Act of June 2, 1915, P.L. 736, as amended, added by Act of February 8, 1972, P.L. 25, 77 P.S. §§853-54.

Dr. Bendersky testified on the crucial issue as follows:

Q. Doctor, after reviewing this particular record as well as the other records that you referred to at the beginning of the deposition, as well as your knowledge of gastro-viral conditions, can you express an opinion with reasonable medical certainty as to whether or not the hospitalization underwent by Mr. Koperna between the 8th of December 1974 to the 12th of December 1974 is related to the accident that Mr. Koperna suffered on August 6, 1974?

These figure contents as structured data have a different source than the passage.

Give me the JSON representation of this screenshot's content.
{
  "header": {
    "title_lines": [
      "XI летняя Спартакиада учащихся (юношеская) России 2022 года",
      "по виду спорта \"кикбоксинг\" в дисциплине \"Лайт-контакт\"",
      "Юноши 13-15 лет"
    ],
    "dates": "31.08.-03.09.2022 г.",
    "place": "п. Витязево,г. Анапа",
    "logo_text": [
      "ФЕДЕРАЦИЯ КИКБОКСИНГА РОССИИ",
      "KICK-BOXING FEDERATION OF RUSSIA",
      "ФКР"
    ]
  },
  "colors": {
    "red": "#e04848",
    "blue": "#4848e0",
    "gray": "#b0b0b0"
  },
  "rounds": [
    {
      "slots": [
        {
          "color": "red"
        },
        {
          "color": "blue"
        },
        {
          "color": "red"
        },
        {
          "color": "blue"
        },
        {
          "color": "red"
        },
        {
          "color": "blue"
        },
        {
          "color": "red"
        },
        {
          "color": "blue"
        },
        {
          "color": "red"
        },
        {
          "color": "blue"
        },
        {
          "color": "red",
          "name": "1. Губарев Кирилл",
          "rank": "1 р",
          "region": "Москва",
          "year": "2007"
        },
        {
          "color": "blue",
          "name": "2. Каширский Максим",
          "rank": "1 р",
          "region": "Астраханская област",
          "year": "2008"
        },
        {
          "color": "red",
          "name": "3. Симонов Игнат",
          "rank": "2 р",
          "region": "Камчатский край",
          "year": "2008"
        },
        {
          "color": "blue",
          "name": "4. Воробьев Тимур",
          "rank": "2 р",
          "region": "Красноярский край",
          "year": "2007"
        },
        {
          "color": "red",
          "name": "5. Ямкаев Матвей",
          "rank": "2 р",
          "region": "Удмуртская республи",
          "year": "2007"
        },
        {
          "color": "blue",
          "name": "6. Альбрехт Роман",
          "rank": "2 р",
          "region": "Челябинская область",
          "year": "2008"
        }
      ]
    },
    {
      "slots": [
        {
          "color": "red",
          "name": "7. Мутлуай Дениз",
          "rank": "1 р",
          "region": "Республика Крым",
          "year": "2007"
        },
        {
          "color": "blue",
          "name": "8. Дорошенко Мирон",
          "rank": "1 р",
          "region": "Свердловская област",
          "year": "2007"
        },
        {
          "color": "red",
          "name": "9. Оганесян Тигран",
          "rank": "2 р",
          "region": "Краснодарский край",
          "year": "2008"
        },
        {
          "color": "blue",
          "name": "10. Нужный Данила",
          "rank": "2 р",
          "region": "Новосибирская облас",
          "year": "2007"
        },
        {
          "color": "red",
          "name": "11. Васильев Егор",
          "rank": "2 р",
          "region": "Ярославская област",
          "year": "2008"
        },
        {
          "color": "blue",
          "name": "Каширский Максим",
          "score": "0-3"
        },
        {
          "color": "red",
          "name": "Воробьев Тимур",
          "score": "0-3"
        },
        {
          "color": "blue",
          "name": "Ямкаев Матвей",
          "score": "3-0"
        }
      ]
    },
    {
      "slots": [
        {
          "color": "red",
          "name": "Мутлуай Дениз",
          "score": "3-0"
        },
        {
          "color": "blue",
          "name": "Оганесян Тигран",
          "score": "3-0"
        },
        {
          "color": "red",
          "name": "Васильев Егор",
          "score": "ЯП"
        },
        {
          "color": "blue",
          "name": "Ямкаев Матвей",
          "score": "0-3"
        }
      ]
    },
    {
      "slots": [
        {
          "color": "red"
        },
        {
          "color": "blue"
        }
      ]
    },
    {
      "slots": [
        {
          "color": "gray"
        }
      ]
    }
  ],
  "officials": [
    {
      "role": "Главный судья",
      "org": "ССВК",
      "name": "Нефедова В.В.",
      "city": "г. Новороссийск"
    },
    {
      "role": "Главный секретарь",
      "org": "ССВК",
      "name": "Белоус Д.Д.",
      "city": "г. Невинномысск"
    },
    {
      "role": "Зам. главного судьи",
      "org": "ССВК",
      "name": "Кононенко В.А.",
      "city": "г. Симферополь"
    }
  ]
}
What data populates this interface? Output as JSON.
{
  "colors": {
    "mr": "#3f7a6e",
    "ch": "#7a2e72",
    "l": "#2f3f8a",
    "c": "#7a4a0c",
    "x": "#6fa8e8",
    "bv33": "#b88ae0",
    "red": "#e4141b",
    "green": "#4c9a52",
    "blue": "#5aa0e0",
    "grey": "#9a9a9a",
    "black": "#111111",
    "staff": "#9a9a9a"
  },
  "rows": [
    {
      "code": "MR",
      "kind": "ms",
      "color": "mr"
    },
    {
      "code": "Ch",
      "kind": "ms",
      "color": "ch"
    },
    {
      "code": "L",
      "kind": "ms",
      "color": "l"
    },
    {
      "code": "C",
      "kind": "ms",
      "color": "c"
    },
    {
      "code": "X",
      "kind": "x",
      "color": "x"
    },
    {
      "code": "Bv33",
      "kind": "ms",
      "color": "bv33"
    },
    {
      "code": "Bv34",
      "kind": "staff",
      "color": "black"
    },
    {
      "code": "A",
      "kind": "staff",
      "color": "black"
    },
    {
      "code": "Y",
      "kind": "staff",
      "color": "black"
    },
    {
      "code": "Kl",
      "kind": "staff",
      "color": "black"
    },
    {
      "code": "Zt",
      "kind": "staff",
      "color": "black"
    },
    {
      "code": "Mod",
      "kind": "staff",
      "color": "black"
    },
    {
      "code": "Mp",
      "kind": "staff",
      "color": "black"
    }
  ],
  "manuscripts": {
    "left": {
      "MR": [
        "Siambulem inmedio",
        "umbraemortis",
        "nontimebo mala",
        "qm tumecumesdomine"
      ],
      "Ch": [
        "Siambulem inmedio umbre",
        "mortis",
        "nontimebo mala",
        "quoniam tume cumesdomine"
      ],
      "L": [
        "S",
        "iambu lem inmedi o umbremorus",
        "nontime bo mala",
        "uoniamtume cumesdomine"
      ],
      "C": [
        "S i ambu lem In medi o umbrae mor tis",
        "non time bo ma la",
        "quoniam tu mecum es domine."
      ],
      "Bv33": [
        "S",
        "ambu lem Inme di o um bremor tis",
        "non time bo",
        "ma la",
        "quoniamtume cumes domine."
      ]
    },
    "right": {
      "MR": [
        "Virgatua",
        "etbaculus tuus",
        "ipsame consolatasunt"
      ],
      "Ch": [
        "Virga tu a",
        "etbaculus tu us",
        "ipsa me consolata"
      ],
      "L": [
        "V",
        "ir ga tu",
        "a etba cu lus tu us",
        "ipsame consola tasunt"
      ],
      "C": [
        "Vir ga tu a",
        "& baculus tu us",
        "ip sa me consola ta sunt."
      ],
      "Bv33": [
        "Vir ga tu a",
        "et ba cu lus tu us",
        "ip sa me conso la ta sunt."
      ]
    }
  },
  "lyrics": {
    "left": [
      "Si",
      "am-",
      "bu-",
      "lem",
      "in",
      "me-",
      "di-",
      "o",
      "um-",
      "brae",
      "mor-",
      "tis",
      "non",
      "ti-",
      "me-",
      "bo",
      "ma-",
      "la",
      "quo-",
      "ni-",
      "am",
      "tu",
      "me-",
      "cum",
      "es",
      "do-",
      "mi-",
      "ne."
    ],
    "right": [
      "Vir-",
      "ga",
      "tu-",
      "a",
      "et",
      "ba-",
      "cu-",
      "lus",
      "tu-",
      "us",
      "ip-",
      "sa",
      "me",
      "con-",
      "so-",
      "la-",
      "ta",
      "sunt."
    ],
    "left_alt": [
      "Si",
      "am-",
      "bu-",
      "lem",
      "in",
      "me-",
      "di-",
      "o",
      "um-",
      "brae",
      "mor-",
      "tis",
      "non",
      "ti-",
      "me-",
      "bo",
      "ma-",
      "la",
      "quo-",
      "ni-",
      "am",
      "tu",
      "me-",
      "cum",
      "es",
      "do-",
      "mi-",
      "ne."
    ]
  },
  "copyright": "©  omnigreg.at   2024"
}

A. I can render such an opinion.
Q. And what is that opinion, Doctor?
A. The opinion is that there is no connection.
Q. After reviewing the records in question, Doctor, and taking into consideration your knowledge of ulcers in the treatment of patients with ulcers, can you express an opinion with reasonable medical certainty as to whether or not the hospitalization that Mr. Koperna underwent between April 23, 1975, and May 2, 1975, was in any way related — by that I mean directly or indirectly — to the accident Mr. Koperna sustained on August 6, 1974?

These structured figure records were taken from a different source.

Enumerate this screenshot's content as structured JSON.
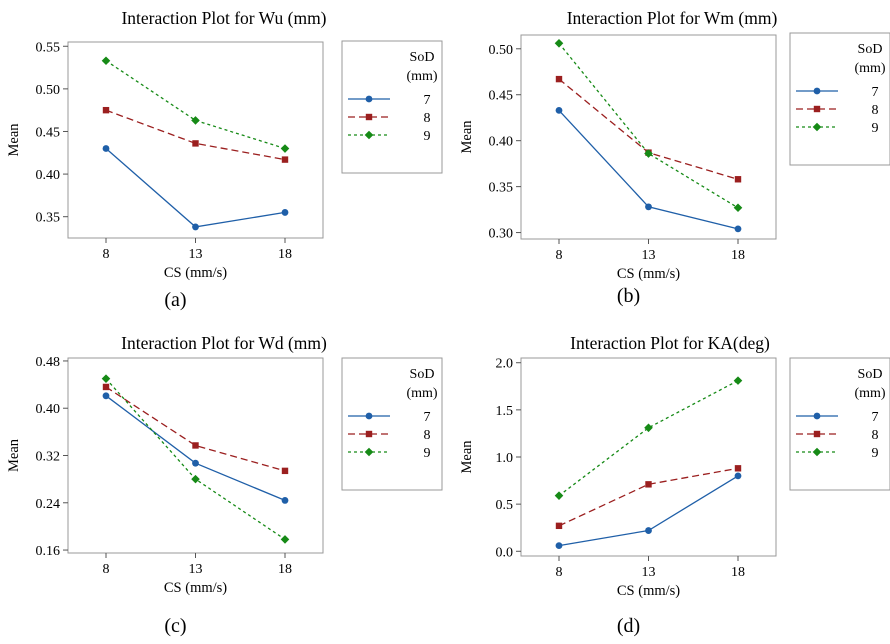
{
  "chart_data": [
    {
      "type": "line",
      "panel_label": "(a)",
      "title": "Interaction Plot for Wu (mm)",
      "xlabel": "CS (mm/s)",
      "ylabel": "Mean",
      "x": [
        8,
        13,
        18
      ],
      "ylim": [
        0.325,
        0.555
      ],
      "yticks": [
        "0.35",
        "0.40",
        "0.45",
        "0.50",
        "0.55"
      ],
      "legend_title": [
        "SoD",
        "(mm)"
      ],
      "legend_position": "right",
      "grid": false,
      "series": [
        {
          "name": "7",
          "values": [
            0.43,
            0.338,
            0.355
          ],
          "color": "#1f5fa8",
          "marker": "circle",
          "dash": "solid"
        },
        {
          "name": "8",
          "values": [
            0.475,
            0.436,
            0.417
          ],
          "color": "#9b1f1f",
          "marker": "square",
          "dash": "dashed"
        },
        {
          "name": "9",
          "values": [
            0.533,
            0.463,
            0.43
          ],
          "color": "#168a16",
          "marker": "diamond",
          "dash": "dotted"
        }
      ]
    },
    {
      "type": "line",
      "panel_label": "(b)",
      "title": "Interaction Plot for Wm (mm)",
      "xlabel": "CS (mm/s)",
      "ylabel": "Mean",
      "x": [
        8,
        13,
        18
      ],
      "ylim": [
        0.293,
        0.515
      ],
      "yticks": [
        "0.30",
        "0.35",
        "0.40",
        "0.45",
        "0.50"
      ],
      "legend_title": [
        "SoD",
        "(mm)"
      ],
      "legend_position": "right",
      "grid": false,
      "series": [
        {
          "name": "7",
          "values": [
            0.433,
            0.328,
            0.304
          ],
          "color": "#1f5fa8",
          "marker": "circle",
          "dash": "solid"
        },
        {
          "name": "8",
          "values": [
            0.467,
            0.387,
            0.358
          ],
          "color": "#9b1f1f",
          "marker": "square",
          "dash": "dashed"
        },
        {
          "name": "9",
          "values": [
            0.506,
            0.386,
            0.327
          ],
          "color": "#168a16",
          "marker": "diamond",
          "dash": "dotted"
        }
      ]
    },
    {
      "type": "line",
      "panel_label": "(c)",
      "title": "Interaction Plot for Wd (mm)",
      "xlabel": "CS (mm/s)",
      "ylabel": "Mean",
      "x": [
        8,
        13,
        18
      ],
      "ylim": [
        0.155,
        0.485
      ],
      "yticks": [
        "0.16",
        "0.24",
        "0.32",
        "0.40",
        "0.48"
      ],
      "legend_title": [
        "SoD",
        "(mm)"
      ],
      "legend_position": "right",
      "grid": false,
      "series": [
        {
          "name": "7",
          "values": [
            0.421,
            0.307,
            0.244
          ],
          "color": "#1f5fa8",
          "marker": "circle",
          "dash": "solid"
        },
        {
          "name": "8",
          "values": [
            0.436,
            0.337,
            0.294
          ],
          "color": "#9b1f1f",
          "marker": "square",
          "dash": "dashed"
        },
        {
          "name": "9",
          "values": [
            0.45,
            0.28,
            0.178
          ],
          "color": "#168a16",
          "marker": "diamond",
          "dash": "dotted"
        }
      ]
    },
    {
      "type": "line",
      "panel_label": "(d)",
      "title": "Interaction Plot for KA(deg)",
      "xlabel": "CS (mm/s)",
      "ylabel": "Mean",
      "x": [
        8,
        13,
        18
      ],
      "ylim": [
        -0.05,
        2.05
      ],
      "yticks": [
        "0.0",
        "0.5",
        "1.0",
        "1.5",
        "2.0"
      ],
      "legend_title": [
        "SoD",
        "(mm)"
      ],
      "legend_position": "right",
      "grid": false,
      "series": [
        {
          "name": "7",
          "values": [
            0.06,
            0.22,
            0.8
          ],
          "color": "#1f5fa8",
          "marker": "circle",
          "dash": "solid"
        },
        {
          "name": "8",
          "values": [
            0.27,
            0.71,
            0.88
          ],
          "color": "#9b1f1f",
          "marker": "square",
          "dash": "dashed"
        },
        {
          "name": "9",
          "values": [
            0.59,
            1.31,
            1.81
          ],
          "color": "#168a16",
          "marker": "diamond",
          "dash": "dotted"
        }
      ]
    }
  ]
}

A. The opinion is that there is no connection direct or indirect between Uie ulcer diagnosed in April 1975 and the injury of August 6, 1974.
Q. Doctor, based on your review of the records of the hospitalization of October 31, 1975, to November 8, 1975, as well as the other records that you have reviewed, can you express an opinion with reasonable medical certainty as to whether or not the hospitalization of October 31, 1975, was either directly or indirectly related to the trauma sustained by Mr. Koperna on August 6,1974?

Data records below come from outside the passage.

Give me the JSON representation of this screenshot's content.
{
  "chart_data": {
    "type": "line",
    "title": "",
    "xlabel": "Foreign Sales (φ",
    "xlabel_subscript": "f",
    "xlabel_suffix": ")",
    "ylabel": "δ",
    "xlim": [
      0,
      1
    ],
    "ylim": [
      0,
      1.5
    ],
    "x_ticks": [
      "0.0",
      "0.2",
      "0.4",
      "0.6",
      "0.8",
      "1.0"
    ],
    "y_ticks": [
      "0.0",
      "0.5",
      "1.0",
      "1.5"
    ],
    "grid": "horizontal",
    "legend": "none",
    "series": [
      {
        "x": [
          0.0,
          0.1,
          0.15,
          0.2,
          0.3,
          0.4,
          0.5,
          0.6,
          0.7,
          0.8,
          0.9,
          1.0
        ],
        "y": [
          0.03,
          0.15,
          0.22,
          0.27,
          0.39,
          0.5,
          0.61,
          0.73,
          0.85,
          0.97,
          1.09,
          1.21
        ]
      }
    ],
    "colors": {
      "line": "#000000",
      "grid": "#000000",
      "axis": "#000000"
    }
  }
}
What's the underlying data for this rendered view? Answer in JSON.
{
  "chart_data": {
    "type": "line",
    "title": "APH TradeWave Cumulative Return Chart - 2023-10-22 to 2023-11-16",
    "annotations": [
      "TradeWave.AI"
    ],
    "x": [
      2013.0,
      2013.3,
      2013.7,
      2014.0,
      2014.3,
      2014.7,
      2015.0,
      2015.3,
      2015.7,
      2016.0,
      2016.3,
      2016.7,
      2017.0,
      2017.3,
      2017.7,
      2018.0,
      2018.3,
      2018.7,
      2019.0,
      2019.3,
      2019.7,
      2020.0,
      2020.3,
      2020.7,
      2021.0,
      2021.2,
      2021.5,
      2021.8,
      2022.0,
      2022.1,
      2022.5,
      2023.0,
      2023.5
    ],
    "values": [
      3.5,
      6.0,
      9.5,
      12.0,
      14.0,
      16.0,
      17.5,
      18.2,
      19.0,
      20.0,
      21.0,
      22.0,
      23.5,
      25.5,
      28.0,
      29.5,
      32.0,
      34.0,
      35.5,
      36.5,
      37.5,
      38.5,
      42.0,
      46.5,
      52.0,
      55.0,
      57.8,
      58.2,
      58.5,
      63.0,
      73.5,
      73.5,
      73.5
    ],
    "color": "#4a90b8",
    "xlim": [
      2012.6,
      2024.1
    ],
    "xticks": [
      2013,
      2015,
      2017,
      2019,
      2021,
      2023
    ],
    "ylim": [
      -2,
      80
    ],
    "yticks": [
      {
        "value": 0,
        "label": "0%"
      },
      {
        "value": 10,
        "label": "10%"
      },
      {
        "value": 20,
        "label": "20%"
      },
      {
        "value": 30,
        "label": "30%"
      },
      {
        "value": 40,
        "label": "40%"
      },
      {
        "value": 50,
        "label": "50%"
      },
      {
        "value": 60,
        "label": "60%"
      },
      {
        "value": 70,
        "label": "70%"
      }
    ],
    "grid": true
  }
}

*458A. I can arrive at an opinion.
Q. What is that opinion, Doctor?
A. My opinion is that there is no connection.
Q. Doctor, based on your review of the medical records and your knowledge of duodenitis and coronary artery disease, can you express an opinion with reasonable medical certainty as to whether or not there is any relationship between the admission that Mr. Koperna had to the Good Samaritan Hospital between July 6, 1976, and his discharge of July 18, 1976, and the type of trauma that he sustained on August 6, 1974 ?
A. I have an .opinion.
Q. And what is that opinion, Doctor?
A. There was no etiological connection.
Q. With respect to at least the coronary artery disease, again, are you saying that you are not sure that he has coronary artery disease but assuming that he does, you don’t feel it’s related to the accident of August 6, 1974? Is that correct?
A. That is correct.
Q. And with the ulcer, the peptic ulcer that’s been referred to, again, you feel that there is no connection between this and the trauma of August 6, 1974; is that correct?
A. That’s correct.

Since the Board gave no reason for its decision we must assume that it was based on the grounds advanced by the claimant, i.e., lack of substantial evidence to support the referee’s findings and the lack of opportunity to submit a brief.

It is uncontroverted that the referee did not fail to make any crucial findings.